The outcome of the steps above is a list of models and as it is the same model selection method applied to each group of data, the difference (if any) in models is due to differences in the data in each group.
We can obtain fitted models as follows
formula(mod_stab, fit=FALSE) [1:2]
#> [[1]]
#> agreebl ~ carelss + hardwrk + tense + kind + relaxed + approvn +
#> persevr + coopera
#> <environment: 0x5a38c41cbab8>
#>
#> [[2]]
#> agreebl ~ carelss + hardwrk + tense + kind + relaxed + approvn +
#> harsh + persevr + friendl + coopera + quiet
#> <environment: 0x5a38c413d0b0>
This gives us a set of candidate models.
We have selected a model based on subgroups of the training data. We can now evaluate the predictive performance of the selected model on the test data.
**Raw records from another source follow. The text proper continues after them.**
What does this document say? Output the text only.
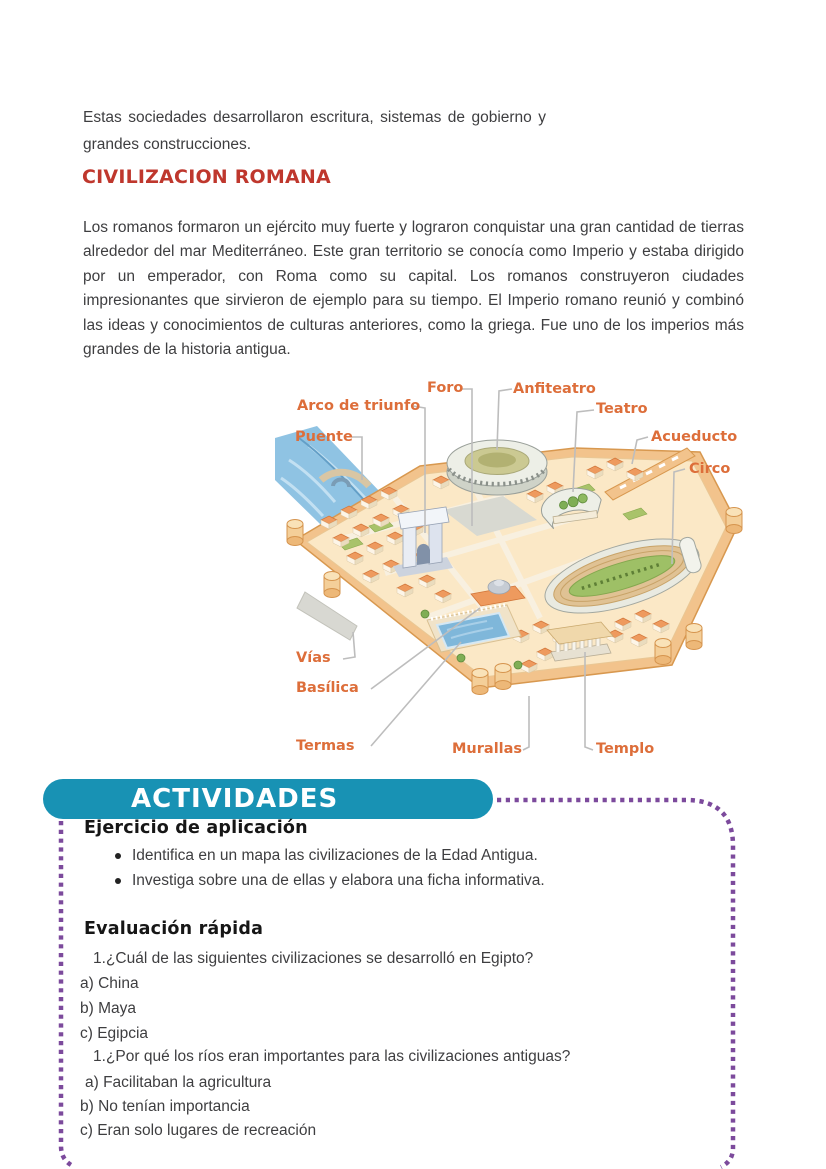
Estas sociedades desarrollaron escritura, sistemas de gobierno y grandes construcciones.

CIVILIZACION ROMANA

Los romanos formaron un ejército muy fuerte y lograron conquistar una gran cantidad de tierras alrededor del mar Mediterráneo. Este gran territorio se conocía como Imperio y estaba dirigido por un emperador, con Roma como su capital. Los romanos construyeron ciudades impresionantes que sirvieron de ejemplo para su tiempo. El Imperio romano reunió y combinó las ideas y conocimientos de culturas anteriores, como la griega. Fue uno de los imperios más grandes de la historia antigua.

Foro	Anfiteatro
Arco de triunfo	Teatro
Puente	Acueducto
Circo
Vías
Basílica
Termas	Murallas	Templo
ACTIVIDADES
Ejercicio de aplicación
Identifica en un mapa las civilizaciones de la Edad Antigua.
Investiga sobre una de ellas y elabora una ficha informativa.
Evaluación rápida
1.¿Cuál de las siguientes civilizaciones se desarrolló en Egipto?
a) China
b) Maya
c) Egipcia
1.¿Por qué los ríos eran importantes para las civilizaciones antiguas?
a) Facilitaban la agricultura
b) No tenían importancia
c) Eran solo lugares de recreación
fit_list <- formula(mod_stab, fit=TRUE)
set.seed(1411)
cv.error <- cv_glm_fitlist(dat.training, fit_list, K=4)
cv.error
#> [1] 1.03 1.13 1.04 1.23 1.10 1.10 0.95 1.01 1.01 1.08 1.16 1.13
cv3 <- sapply(fit_list,
function(fit) {
x <- update(fit, data=dat.training)
modelr::rmse(x, dat.testing)
}
)
cv3
#> [1] 1.26 1.29 1.30 1.30 1.36 1.36 1.31 1.35 1.36 1.38 1.23 1.36
plot(cv.error, cv3)
We can now evaluate the predictive performance of the selected model on the test data.
par(mfrow=c(1,2))
plot(sqrt(cv.error), main="Subgroups")
plot(cv3, main="Subgroups")
The plot on the left shows the cross validation error for the models selected in the subgroups. The plot on the right shows the prediction error for the models on the test data.